O secretário nacional da Autoridade Brasileira de Controle de Dopagem (ABCD), Rogério Sampaio, dá início, nesta quinta-feira (26.1), a uma série de encontros com dirigentes de confederações esportivas para a assinatura de um Plano Anual de Controle de Dopagem. Para que um esportista receba a Bolsa Atleta, é necessário que a confederação a que ele pertença tenha um plano desse aprovado.
 
Secretário Rogério Sampaio dá início a encontro com confederações esportivas olímpicas e paralímpicas para assinatura de planos anuais de controle de dopagem. Foto: Francisco Medeiros/MESecretário Rogério Sampaio dá início a encontro com confederações esportivas olímpicas e paralímpicas para assinatura de planos anuais de controle de dopagem. Foto: Francisco Medeiros/ME
 
“A ideia é que nesses próximos dois meses a ABCD tenha esses encontros com todas as confederações olímpicas e paralímpicas do esporte brasileiro”, afirma Rogério Sampaio. A visita começa pela Confederação Brasileira de Desportos Aquáticos.

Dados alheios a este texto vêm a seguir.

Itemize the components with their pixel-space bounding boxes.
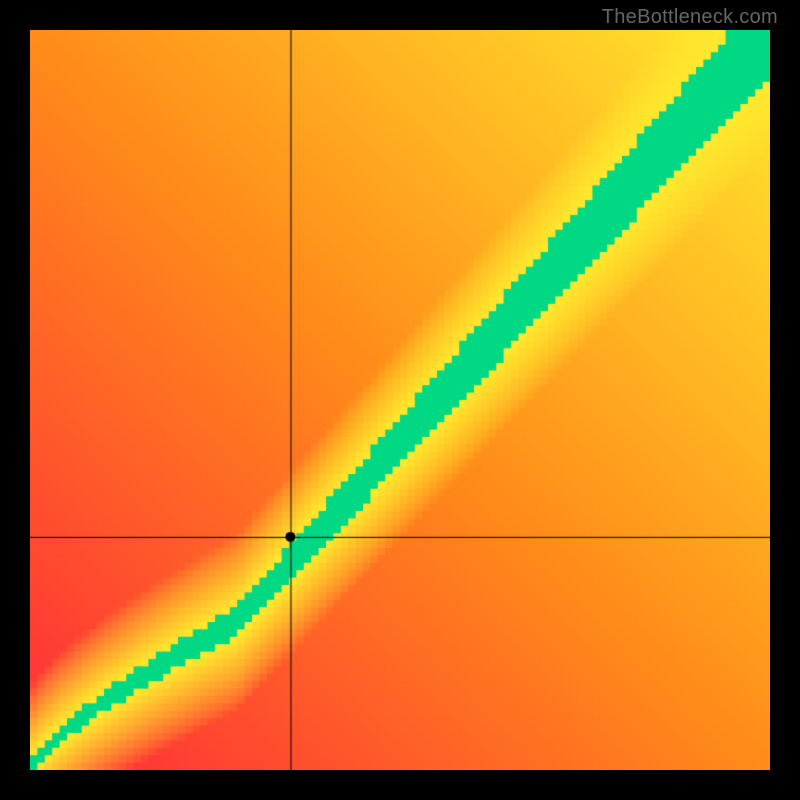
plot-area <box>30 30 770 770</box>
watermark-text: TheBottleneck.com <box>602 6 778 29</box>
chart-container: TheBottleneck.com <box>0 0 800 800</box>
heatmap-canvas <box>30 30 770 770</box>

Na sexta é a vez de a Confederação Brasileira de Vôlei (CBV) e a Confederação Brasileira de Judô (CBJ) receberem o secretário. 
 
Para o secretário da ABCD, essa agenda criará meios para a organização do controle de dopagem ao longo do ano, o que, segundo ele, é um processo simples, mas ao mesmo tempo complexo. “Para se fazer o controle de dopagem é preciso ter tudo acertado com o laboratório, os kits que serão utilizados, o método de envio do material coletado, a contratação dos agentes de coleta do material, ou seja, toda essa organização é de extrema importância”, ressalta.
 
Rogério Sampaio enfatiza que, além desse Plano Anual de Controle de Dopagem, os controles fora de competição continuarão existindo. “Logicamente que aos controles fora de competição ninguém tem acesso, nem mesmo as confederações. Esse acordo assinado com as confederações não traz prejuízo para testes os realizados de surpresa, como preconiza a Agência Mundial Antidopagem (Wada, na sigla em inglês)”, acentua. 
 
Acordos de cooperação
 
Conforme o acordo de cooperação a ser assinado, as confederações ficarão responsáveis por arcar com os valores referentes ao pagamento dos agentes de controle de dopagem credenciados pela ABCD. Já ao órgão caberá disponibilizar às confederações o Plano de Distribuição de Testes a ser executado no respectivo calendário esportivo e arcar com despesas referentes a laboratório, materiais, equipamentos e transporte de amostras.
 
Na segunda-feira (30) o secretário vai a Aracaju, onde terá encontro com representantes da Confederação Brasileira de Handebol (CBHb) e a Confederação Brasileira de Ginástica (CBG).